Moyer is the first pianist to make a commercial recording using the Bosendorfer 290 SE Recording Piano. His CD of Clara Schumann's Piano Concerto was the first commercial recording of a large-scale Romantic work using an orchestra created from sampled sounds. He has written many software programs to aid with practicing, analyzing, recording and performing music. (3) He has also designed software that helps a live soloist to stay synchronized with a recorded accompaniment.

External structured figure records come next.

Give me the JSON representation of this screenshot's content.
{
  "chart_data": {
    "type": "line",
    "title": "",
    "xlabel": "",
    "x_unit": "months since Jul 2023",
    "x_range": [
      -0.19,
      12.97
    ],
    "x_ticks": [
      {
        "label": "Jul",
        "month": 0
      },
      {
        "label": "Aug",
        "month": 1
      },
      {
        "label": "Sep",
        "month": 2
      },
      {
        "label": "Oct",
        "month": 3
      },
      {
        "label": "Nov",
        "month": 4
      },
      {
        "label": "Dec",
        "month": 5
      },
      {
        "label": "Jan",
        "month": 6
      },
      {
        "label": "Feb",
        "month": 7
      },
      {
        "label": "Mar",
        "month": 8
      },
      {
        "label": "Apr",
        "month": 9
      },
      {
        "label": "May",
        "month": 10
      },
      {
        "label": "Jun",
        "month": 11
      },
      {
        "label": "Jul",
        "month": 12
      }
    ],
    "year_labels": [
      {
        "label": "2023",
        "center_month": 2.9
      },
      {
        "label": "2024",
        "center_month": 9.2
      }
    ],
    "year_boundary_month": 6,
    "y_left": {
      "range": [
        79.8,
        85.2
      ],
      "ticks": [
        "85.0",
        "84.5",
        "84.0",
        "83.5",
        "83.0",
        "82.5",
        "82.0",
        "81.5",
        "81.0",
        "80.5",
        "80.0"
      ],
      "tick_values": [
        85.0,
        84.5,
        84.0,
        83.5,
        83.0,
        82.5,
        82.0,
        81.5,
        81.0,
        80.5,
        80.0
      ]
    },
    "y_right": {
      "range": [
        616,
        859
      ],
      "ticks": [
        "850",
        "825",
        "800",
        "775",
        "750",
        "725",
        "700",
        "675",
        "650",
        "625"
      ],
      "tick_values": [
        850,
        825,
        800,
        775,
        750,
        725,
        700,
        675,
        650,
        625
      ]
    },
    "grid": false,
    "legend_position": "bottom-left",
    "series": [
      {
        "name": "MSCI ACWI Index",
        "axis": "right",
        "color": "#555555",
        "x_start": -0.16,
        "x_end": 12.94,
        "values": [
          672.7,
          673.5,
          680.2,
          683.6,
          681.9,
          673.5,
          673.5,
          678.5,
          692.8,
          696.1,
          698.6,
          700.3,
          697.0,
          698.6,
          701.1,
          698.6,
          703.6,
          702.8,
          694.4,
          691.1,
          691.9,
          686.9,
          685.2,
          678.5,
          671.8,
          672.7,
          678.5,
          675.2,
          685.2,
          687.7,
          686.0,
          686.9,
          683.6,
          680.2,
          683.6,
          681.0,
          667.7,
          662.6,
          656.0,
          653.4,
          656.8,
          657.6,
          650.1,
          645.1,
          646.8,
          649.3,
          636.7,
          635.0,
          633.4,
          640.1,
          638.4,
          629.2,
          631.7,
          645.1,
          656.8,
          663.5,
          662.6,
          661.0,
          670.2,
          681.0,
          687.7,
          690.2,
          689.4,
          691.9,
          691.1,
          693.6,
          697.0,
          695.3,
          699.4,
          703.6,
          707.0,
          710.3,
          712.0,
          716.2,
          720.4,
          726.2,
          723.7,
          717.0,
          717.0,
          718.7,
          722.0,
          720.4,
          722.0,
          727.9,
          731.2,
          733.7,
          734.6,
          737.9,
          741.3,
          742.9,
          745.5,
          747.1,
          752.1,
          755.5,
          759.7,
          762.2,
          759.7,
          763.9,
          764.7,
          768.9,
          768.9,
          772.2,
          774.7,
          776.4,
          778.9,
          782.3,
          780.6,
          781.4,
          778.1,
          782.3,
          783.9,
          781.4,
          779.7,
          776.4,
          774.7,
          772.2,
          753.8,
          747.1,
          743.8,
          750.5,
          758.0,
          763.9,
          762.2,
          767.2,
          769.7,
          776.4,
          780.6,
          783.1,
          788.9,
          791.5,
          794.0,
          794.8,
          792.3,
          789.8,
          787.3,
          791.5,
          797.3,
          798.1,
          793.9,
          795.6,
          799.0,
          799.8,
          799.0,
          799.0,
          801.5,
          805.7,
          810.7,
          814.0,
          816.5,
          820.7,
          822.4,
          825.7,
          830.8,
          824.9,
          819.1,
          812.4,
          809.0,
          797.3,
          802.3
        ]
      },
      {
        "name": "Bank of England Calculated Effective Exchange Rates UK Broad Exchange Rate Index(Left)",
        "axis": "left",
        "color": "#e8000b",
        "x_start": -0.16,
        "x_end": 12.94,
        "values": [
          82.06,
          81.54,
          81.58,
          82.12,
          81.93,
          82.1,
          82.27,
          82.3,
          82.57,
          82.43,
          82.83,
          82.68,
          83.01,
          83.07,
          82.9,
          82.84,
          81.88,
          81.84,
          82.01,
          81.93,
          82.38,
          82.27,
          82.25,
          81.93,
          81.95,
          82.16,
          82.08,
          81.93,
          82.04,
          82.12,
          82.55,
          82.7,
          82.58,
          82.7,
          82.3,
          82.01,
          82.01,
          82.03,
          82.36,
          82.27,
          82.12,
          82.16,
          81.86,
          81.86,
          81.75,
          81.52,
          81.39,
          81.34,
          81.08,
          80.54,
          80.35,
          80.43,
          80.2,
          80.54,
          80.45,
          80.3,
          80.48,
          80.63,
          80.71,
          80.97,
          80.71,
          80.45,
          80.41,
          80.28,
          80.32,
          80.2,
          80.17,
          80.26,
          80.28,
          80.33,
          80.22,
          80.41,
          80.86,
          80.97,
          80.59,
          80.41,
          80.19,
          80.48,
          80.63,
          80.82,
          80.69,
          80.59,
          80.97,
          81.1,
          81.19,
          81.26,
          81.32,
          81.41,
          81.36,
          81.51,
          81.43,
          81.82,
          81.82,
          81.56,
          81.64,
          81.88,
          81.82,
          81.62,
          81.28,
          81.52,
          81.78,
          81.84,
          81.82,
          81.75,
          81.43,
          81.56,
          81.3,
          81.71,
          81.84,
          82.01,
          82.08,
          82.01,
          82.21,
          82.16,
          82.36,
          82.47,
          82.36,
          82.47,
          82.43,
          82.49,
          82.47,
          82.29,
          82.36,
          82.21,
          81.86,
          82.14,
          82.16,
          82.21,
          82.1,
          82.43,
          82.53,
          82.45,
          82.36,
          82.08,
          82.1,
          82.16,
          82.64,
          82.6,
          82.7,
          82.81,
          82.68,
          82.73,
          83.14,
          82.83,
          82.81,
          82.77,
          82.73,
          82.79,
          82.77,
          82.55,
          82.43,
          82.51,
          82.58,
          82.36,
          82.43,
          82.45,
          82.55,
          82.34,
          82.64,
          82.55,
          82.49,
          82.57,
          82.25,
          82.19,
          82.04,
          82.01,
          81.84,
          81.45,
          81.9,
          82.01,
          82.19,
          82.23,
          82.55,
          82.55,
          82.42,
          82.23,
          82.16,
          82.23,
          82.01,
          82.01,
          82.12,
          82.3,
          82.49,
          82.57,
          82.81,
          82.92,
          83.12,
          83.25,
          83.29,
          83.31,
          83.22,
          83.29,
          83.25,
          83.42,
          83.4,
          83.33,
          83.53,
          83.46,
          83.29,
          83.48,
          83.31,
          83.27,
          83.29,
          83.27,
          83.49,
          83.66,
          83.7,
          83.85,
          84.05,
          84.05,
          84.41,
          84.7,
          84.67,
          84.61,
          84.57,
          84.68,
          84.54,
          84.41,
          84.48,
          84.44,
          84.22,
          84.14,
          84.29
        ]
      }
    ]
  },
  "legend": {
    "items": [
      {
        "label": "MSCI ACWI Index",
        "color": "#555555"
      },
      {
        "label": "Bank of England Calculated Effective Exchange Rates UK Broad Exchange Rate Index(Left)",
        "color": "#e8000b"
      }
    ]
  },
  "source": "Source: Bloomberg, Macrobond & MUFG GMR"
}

Moyer has three patents to his name, including two for the MoyerCam, a projection of the keyboard and pianist's hands on the underside of the piano lid, and one for a CD Book on which he sells his recordings.

==Projects==
===Robert Schumann Fourth Piano Sonata===
With the collaboration of electrical engineer and uncle Dr. Paul Green, Moyer unearthed the unfinished manuscript of a Fourth Piano Sonata by composer Robert Schumann. They have created a performable edition of the work, as well as a download application that lets you follow, on the same page, both Schumann's original and the newly printed version, while listening to Moyer play the music (each measure is highlighted in sync with the playing).”

===Fred Moyer Jazz Trio===
What can safely be called the only jazz group of its kind, the Fred Moyer Jazz Trio performs both its own improvisations and its note-for-note transcriptions of jazz trio performances of piano giants. Fred (along with the many bassists and drummers he collaborates with) create a score by transcribing every note of a favorite jazz performance, and then approach the score just as they would a chamber music work of Beethoven and Mozart, not changing the notes and staying true to the style, but interpreting the music in his own way. Fred Moyer has released two CDs with his jazz trio, and has worked with Hal Leonard Publications, releasing two books containing his transcriptions of jazz performances by Vince Guaraldi, Oscar Peterson, Erroll Garner, Horace Silver, Bill Evans, and others . These collections include a play-along CD.

During the COVID-19 pandemic and lockdown, Moyer created over 240 video concerts for concert venues across the United States, combining a wide variety of styles, pre-recorded professional orchestral and jazz accompaniment, concurrent video of musical colleagues, five cameras and computer-generated visual effects.